Une naissance qu’il avait racontée avec ses propres mots dans son livre Il n’est jamais trop tard pour le plus grand Amour (éditions Philippe Rey) en 2016 : “Il fallait cacher la honte, et la honte, c’était moi (…). Je me suis souvent demandé si la raison pour laquelle je suis devenu comédien est liée à cette enfance, et je crois que oui. Pour deux raisons, c’était, d’une part, la possibilité de continuer à jouer – jouer je n’aimais que ça, je n’étais pas un bon élève – et, d’autre part, il y a quelque chose en moi sans doute qui s’est dit : ‘Ah ! vous avez voulu me cacher, eh bien ! je vais vous montrer à tous que j’existe !

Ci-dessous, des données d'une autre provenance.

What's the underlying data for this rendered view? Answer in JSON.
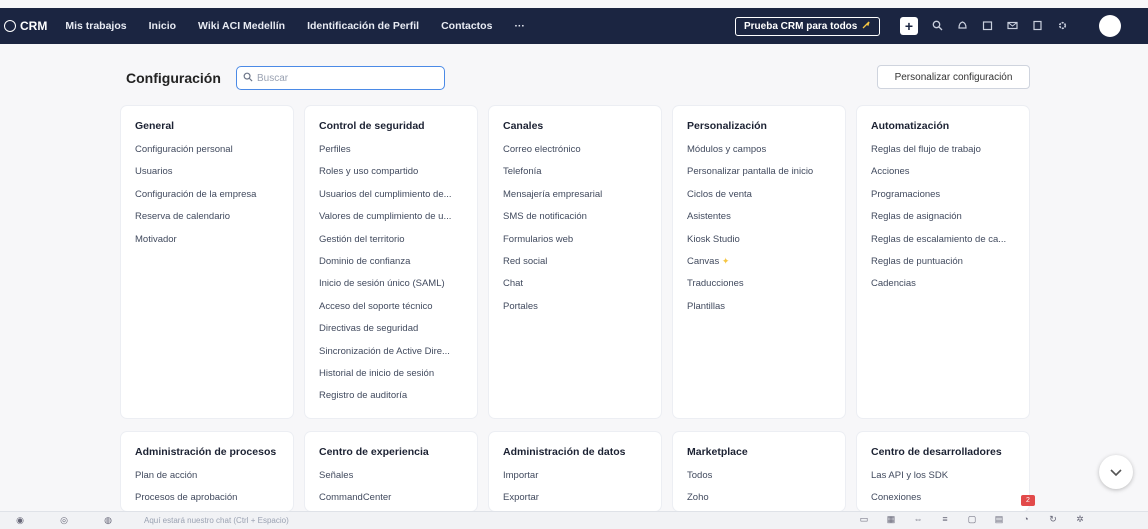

Finalement, les jeunes parents et le bébé s’installent, non pas en Australie, mais à Jersey, puis à Londres en 1935, et enfin au Maroc pendant dix ans. Michael Lonsdale et sa mère reviennent à Paris en 1949 : “C’est le choc. Il ne connaît rien à l’orthographe, ne parle pas très bien le français, n’a jamais été au théâtre“, précise Libération. Le jeune homme tente d’abord sa chance avec la peinture, avant de se former au théâtre et de décrocher son premier rôle au cinéma, en 1956, en français, dans C’est arrivé à Aden, de Michel Boisrond. S’ensuit un début de carrière exemplaire en français, avant que l’amoureux contrarié de Delphine Seyrig ne renoue avec la langue de Shakespeare en 1962 dans Le Procès d’Orson Welles.